Paleogene tectonic evolution controls on sequence stratigraphic patterns in the Fushan sag, northern South China Sea

Tectonism is of extreme importance to sequence stratigraphic patterns in continental sedimentary basins, affecting both the architectures and internal makeup of sequences. Sequence stratigraphic framework of the Paleogene system in the Fushan sag, northern South China Sea, was built using 3D and 2D seismic data, complemented by drilling cores and well logs data. One first-order, three second-order and seven third-order sequences were identified. Analysis of paleotectonic stress field, unconformities and subsidence history showed that the Paleogene tectonic evolution presented significant characteristics of multistage and episode, and can be divided into three stages: rifting stage I (initial rifting period), rifting stage II (rapid subsidence period), rifting stage III (fault-depressed diversionary period).
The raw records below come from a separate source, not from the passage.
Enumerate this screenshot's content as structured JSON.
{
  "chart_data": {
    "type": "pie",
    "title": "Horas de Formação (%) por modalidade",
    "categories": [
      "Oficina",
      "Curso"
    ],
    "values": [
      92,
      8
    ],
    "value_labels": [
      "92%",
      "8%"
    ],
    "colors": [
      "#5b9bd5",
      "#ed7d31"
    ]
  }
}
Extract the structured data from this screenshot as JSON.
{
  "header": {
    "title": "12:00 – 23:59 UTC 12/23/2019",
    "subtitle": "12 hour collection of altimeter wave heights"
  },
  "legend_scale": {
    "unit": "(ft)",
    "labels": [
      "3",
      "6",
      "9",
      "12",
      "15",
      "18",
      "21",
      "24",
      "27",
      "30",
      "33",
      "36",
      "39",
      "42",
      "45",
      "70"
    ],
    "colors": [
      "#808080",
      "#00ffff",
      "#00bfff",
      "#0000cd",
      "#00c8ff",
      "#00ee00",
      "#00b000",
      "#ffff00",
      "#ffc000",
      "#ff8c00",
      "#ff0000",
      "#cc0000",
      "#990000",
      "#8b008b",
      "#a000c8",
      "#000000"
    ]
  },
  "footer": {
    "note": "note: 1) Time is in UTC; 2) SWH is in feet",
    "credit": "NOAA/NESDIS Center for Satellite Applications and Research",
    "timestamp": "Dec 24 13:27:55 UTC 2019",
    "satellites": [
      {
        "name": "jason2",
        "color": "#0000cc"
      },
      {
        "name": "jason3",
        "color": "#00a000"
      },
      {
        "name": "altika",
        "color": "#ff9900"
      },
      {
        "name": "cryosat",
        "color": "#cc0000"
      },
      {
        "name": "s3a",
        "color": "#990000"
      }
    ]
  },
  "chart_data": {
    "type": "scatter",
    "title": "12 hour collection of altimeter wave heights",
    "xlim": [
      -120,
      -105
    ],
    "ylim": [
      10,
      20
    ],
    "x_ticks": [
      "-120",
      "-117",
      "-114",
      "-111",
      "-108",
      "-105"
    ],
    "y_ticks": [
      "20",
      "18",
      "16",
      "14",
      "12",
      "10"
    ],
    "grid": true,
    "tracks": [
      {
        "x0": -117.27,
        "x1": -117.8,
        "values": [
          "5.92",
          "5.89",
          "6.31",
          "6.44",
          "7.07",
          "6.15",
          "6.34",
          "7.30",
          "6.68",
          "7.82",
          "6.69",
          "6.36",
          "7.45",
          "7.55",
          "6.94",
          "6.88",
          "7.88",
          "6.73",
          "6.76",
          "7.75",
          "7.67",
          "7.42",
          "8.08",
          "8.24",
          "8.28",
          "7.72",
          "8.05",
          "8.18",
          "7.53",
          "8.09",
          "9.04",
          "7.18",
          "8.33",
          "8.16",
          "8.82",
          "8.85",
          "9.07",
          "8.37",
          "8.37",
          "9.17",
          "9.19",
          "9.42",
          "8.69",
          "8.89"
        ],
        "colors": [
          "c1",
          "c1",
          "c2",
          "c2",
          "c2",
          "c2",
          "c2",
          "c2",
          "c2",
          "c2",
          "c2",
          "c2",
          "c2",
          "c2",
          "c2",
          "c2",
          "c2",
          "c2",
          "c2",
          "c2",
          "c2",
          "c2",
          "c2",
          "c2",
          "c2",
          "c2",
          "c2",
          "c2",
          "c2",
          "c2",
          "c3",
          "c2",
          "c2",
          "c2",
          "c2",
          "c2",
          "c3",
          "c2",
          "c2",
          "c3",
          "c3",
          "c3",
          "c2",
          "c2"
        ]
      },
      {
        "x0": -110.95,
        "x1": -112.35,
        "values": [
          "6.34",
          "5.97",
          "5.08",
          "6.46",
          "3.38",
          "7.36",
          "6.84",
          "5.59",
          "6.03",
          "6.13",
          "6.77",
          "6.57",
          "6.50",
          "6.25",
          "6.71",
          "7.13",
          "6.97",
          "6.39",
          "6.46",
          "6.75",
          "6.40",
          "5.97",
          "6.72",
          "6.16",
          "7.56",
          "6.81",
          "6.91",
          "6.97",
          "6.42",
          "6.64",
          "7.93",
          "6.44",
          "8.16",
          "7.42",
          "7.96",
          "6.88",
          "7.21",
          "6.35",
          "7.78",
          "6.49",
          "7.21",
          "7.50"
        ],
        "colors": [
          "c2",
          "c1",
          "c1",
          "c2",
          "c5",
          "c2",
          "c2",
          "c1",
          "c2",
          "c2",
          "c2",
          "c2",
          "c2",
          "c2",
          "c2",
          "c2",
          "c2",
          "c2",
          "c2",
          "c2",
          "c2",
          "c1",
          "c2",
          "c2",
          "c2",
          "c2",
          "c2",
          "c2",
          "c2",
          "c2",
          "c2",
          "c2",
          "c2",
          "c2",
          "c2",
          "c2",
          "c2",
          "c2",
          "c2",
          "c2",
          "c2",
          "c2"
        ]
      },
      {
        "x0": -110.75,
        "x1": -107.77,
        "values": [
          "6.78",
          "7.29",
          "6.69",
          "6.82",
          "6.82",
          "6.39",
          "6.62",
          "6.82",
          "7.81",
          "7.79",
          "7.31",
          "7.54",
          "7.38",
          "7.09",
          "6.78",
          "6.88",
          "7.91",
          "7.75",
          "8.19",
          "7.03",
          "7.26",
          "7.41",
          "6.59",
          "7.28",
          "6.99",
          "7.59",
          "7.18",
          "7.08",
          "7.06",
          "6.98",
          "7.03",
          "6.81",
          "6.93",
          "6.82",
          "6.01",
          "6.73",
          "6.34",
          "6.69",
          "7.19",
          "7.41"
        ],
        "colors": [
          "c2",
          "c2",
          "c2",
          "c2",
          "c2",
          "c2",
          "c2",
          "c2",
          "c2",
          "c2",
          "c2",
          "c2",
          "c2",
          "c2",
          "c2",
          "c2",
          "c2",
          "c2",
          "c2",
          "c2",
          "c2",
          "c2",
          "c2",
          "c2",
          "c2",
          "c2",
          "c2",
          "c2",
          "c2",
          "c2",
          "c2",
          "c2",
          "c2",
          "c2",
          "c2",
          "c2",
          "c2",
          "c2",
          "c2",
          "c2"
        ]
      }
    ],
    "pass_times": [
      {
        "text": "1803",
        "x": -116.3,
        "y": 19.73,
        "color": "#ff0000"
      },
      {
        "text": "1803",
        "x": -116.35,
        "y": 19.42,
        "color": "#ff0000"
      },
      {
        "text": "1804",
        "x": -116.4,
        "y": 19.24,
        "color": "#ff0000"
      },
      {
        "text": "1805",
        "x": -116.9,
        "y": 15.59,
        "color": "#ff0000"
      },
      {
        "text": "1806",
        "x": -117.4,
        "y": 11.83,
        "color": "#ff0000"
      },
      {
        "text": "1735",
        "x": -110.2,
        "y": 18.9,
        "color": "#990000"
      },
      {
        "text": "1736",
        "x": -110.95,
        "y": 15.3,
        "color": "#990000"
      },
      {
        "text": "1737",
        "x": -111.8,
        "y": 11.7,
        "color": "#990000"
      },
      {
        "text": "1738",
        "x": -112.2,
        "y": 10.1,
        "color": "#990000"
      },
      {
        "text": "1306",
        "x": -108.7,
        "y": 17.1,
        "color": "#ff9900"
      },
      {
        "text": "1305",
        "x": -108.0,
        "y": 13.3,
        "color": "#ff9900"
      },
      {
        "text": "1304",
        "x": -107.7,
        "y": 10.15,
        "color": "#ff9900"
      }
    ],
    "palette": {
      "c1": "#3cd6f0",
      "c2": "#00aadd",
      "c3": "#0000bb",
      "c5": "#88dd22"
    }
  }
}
Partition of the west and east in tectonic activity was obvious. The west area showed relatively stronger tectonic activity than the east area, especially during the rifting stage II. Episodic rifting and lateral variations in tectonic activity resulted in a wide variety of structural slope break belts, which controlled both the sequence architectures and interval makeup, and strongly constrained the development of special facies zones or sand bodies that tended to form hydrocarbon accumulation. This paper classifies the genetic types of slope break belts and their relevant sequence stratigraphic patterns within the Fushan sag, and further discusses the tectonic evolution controls on sequence stratigraphic patterns, which suggests that vertical evolution paths of structural slope break belts and relevant sequence stratigraphic patterns as a response to the Paleogene tectonic evolution were strongly controlled by sag margin types and lateral variations of tectonic activity.